Among the safety concerns of repeated courses of systemic dexamethasone for BPD is a detrimental effect on growth [25, 26]. In our study, infants who received 2 PNS courses had significantly lower growth parameters at birth compared to untreated infants, suggesting that poor growth in-utero may be an important predictor for subsequent respiratory morbidity and need for repeated corticosteroid treatment. While length at discharge remained significantly lower among infants with 2 PNS courses compared to controls, both weight and head circumference were no longer statistically different. This observation suggests that although some catch-up growth in weight and head circumference is possible, catch-up growth in length appears more challenging. Interestingly, untreated control infants also had decreased growth parameters from birth to discharge, and repeated measures analysis demonstrated a comparable trend of poor growth between untreated infants and infants with 1 or 2 PNS courses. An important limitation of our analysis is that discharge growth parameters were not analyzed at a similar PMA because of the variation in age at discharge among untreated infants and infants treated with one or two PNS courses. Nevertheless, our finding of poor growth across all the three different cohorts underscores the problem of extrauterine growth restriction, stresses the clinical importance of focusing on nutrition, and highlights the need for further research on optimal nutrition of very preterm infants [27, 28].

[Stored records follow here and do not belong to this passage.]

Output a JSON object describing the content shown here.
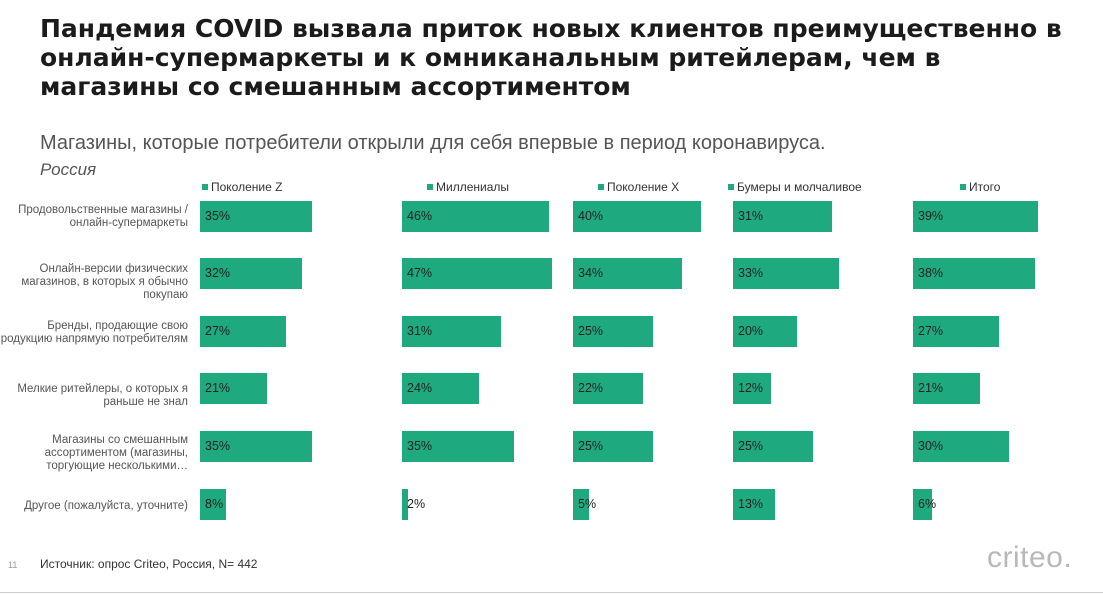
{
  "title": "Пандемия COVID вызвала приток новых клиентов преимущественно в онлайн-супермаркеты и к омниканальным ритейлерам, чем в магазины со смешанным ассортиментом",
  "footer": {
    "page_number": "11",
    "source": "Источник: опрос Criteo, Россия, N= 442",
    "logo": "criteo."
  },
  "colors": {
    "bar": "#1fa97f"
  },
  "chart_data": {
    "type": "bar",
    "orientation": "horizontal",
    "layout": "small-multiples",
    "title": "Магазины, которые потребители открыли для себя впервые в период коронавируса.",
    "subtitle": "Россия",
    "value_suffix": "%",
    "categories": [
      "Продовольственные магазины / онлайн-супермаркеты",
      "Онлайн-версии физических магазинов, в которых я обычно покупаю",
      "Бренды, продающие свою продукцию напрямую потребителям",
      "Мелкие ритейлеры, о которых я раньше не знал",
      "Магазины со смешанным ассортиментом (магазины, торгующие несколькими…",
      "Другое (пожалуйста, уточните)"
    ],
    "series": [
      {
        "name": "Поколение Z",
        "values": [
          35,
          32,
          27,
          21,
          35,
          8
        ]
      },
      {
        "name": "Миллениалы",
        "values": [
          46,
          47,
          31,
          24,
          35,
          2
        ]
      },
      {
        "name": "Поколение X",
        "values": [
          40,
          34,
          25,
          22,
          25,
          5
        ]
      },
      {
        "name": "Бумеры и молчаливое",
        "values": [
          31,
          33,
          20,
          12,
          25,
          13
        ]
      },
      {
        "name": "Итого",
        "values": [
          39,
          38,
          27,
          21,
          30,
          6
        ]
      }
    ]
  }
}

Our study describes the largest cohort to date of preterm infants treated with repeat dexamethasone for BPD and is the first to provide data on potential safety effects on growth. Because repeat steroid treatment for BPD is an infrequent therapy, our study remains limited by relatively small sample size. Its retrospective design also precludes us from identifying the precise clinical rationale for repeat dexamethasone treatment. Our study is also limited by the availability of information from our local data repository, which did not have data on important confounding factors such as steroid treatment for airway edema or adrenal insufficiency. Our single-center experience at a tertiary referral center may also not be generalizable to other centers, as our cohorts of steroid-treated and steroid-naïve controls are mostly comprised of infants referred from other hospitals.

In conclusion, the second course of low-dose dexamethasone for BPD in ventilator-dependent preterm infants can help improve lung function in some patients. While overall effectiveness in facilitating weaning of respiratory support is lower compared to the initial steroid course, growth does not seem to be adversely affected. Larger retrospective studies that combine data from several centers and well-designed prospective studies are needed to further evaluate the safety and efficacy of repeat steroid treatment for BPD.